Selain Yuri dan dokter Reisa, ada juga motivator ngetop seperti Merry Riana dan Tung Desem Waringin yang kerap berbicara seputar COVID-19 di kanal YouTube BNPB sebagai saluran resmi Gugus Tugas.

Merry dan Tung Desem beberapa kali menjadi narasumber dalam talk show yang diselenggarakan Gugus Tugas. “Apa pun yang terjadi, you have to get up, dress up, show up and never give up,” pesannya pada talk show 16 Juni lalu.

Merry Riana (Dok. BNPB)

Sedangkan Tung Desem lebih banyak menceritakan pengalamannya menjadi pasien COVID-19 serta kiat-kiatnya sembuh dari virus paling menular di dunia itu.

Baik Merry dan Tung Desem belum bersedia berkomentar soal protokol komunikasi publik itu.

Lebih Personal

Pakar komunikasi politik dari Universitas Telkom Dedi Kurnia menyoroti kemunculan dokter Reisa maupun Merry Riana. Menurutnya, pemerintah mencoba menampilkan sosok yang mempunyai daya tarik sebagai strategi komunikasi publik.

"Komunikasi publik pemerintah yang diperlukan bukan personalnya, tetapi materi pesan yang disampaikan, bahkan dengan mengganti personal yang bukan dari pemerintah, semakin mengurangi nilai kepercayaannya," ujar Dedi saat dihubungi.

Menurutnya, selain sosilaisasi protokol pencegahan COVID-19 dan menginformasikan data, sebaiknya pemerintah juga perlu menyampaikan apa yang sudah dilakukan untuk menaggulangi penularan virus korona.

"Bukan soal jumlah yang terpapar, tapi soal hasil kerja pemerintah dalam proses penanganan. Kalau pesannya hanya soal jumlah terpapar, itu cukup pihak rumah sakit," katanya.

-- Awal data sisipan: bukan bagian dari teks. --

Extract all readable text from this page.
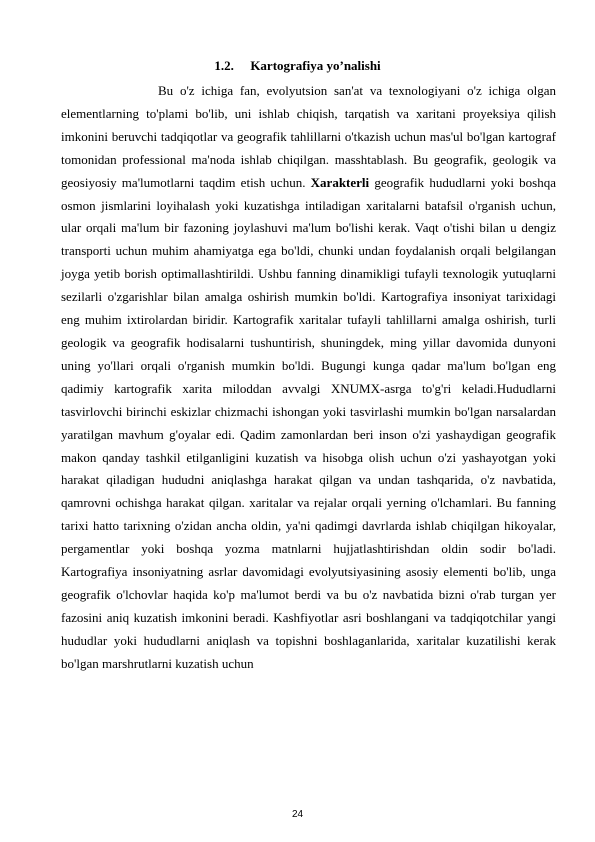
1.2. Kartografiya yo’nalishi

Bu o'z ichiga fan, evolyutsion san'at va texnologiyani o'z ichiga olgan elementlarning to'plami bo'lib, uni ishlab chiqish, tarqatish va xaritani proyeksiya qilish imkonini beruvchi tadqiqotlar va geografik tahlillarni o'tkazish uchun mas'ul bo'lgan kartograf tomonidan professional ma'noda ishlab chiqilgan. masshtablash. Bu geografik, geologik va geosiyosiy ma'lumotlarni taqdim etish uchun. Xarakterli geografik hududlarni yoki boshqa osmon jismlarini loyihalash yoki kuzatishga intiladigan xaritalarni batafsil o'rganish uchun, ular orqali ma'lum bir fazoning joylashuvi ma'lum bo'lishi kerak. Vaqt o'tishi bilan u dengiz transporti uchun muhim ahamiyatga ega bo'ldi, chunki undan foydalanish orqali belgilangan joyga yetib borish optimallashtirildi. Ushbu fanning dinamikligi tufayli texnologik yutuqlarni sezilarli o'zgarishlar bilan amalga oshirish mumkin bo'ldi. Kartografiya insoniyat tarixidagi eng muhim ixtirolardan biridir. Kartografik xaritalar tufayli tahlillarni amalga oshirish, turli geologik va geografik hodisalarni tushuntirish, shuningdek, ming yillar davomida dunyoni uning yo'llari orqali o'rganish mumkin bo'ldi. Bugungi kunga qadar ma'lum bo'lgan eng qadimiy kartografik xarita miloddan avvalgi XNUMX-asrga to'g'ri keladi.Hududlarni tasvirlovchi birinchi eskizlar chizmachi ishongan yoki tasvirlashi mumkin bo'lgan narsalardan yaratilgan mavhum g'oyalar edi. Qadim zamonlardan beri inson o'zi yashaydigan geografik makon qanday tashkil etilganligini kuzatish va hisobga olish uchun o'zi yashayotgan yoki harakat qiladigan hududni aniqlashga harakat qilgan va undan tashqarida, o'z navbatida, qamrovni ochishga harakat qilgan. xaritalar va rejalar orqali yerning o'lchamlari. Bu fanning tarixi hatto tarixning o'zidan ancha oldin, ya'ni qadimgi davrlarda ishlab chiqilgan hikoyalar, pergamentlar yoki boshqa yozma matnlarni hujjatlashtirishdan oldin sodir bo'ladi. Kartografiya insoniyatning asrlar davomidagi evolyutsiyasining asosiy elementi bo'lib, unga geografik o'lchovlar haqida ko'p ma'lumot berdi va bu o'z navbatida bizni o'rab turgan yer fazosini aniq kuzatish imkonini beradi. Kashfiyotlar asri boshlangani va tadqiqotchilar yangi hududlar yoki hududlarni aniqlash va topishni boshlaganlarida, xaritalar kuzatilishi kerak bo'lgan marshrutlarni kuzatish uchun

24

Pemerintah, kata Dedi, dinilai gagal memahami fungsi seorang juru bicara. Dengan mengganti tokoh populer, menurutnya, justru mengesankan hanya membangun image, bukan membangun kesadaran dalam membentuk relasi dengan publik.

Talk Show Gugus Tugas (Dok. BNPB)

Dedi mengapresiasi tujuan pemerintah agar rakyat tidak panik, tetapi pemerintah juga harus membuat batasan yang lebih fokus, yaitu menyampaikan hal yang terkait dengan kebijakan dalam penanganan, bukan hal lain yang bisa saja menjadi ranah swasta.

"Untuk itu, tidak relevan jika tokoh di luar pemerintah seolah mewakili karena mereka tidak punya relasi yang kuat dengan warga negara, ekonomi akan lebih baik jika yang menyampaikan Kementerian Perekonomian, begitu juga dengan lainnya," paparnya.

Sementara itu, peneliti Pusat Penelitian Politik Lembaga Ilmu Pengetahuan Indonesia (LIPI) Siti Zuhro menyoroti komunikasi pemerintah pusat dan daerah yang belum satu suara dalam penanganan COVID-19.

"Kita harapkan pemantiknya itu COVID-19," kata Siti dalam diskusi daring yang disiarkan pada akun Youtube LIPI di Jakarta, Jumat (19/6/2020).

Siti mengatakan kurang baiknya komunikasi dan sinergi pemerintah pusat dengan pemerintah daerah merupakan 'penyakit lama'. 'Penyakit' itu kemudian terlihat lagi saat COVID-19 datang ke Indonesia.

Namun, mau tidak mau dan suka tidak suka, COVID-19 menjadi pembelajaran berharga bagi pemerintah pusat, provinsi, serta kabupaten/ kota untuk mengambil kebijakan yang matang sebelum disampaikan kepada masyarakat.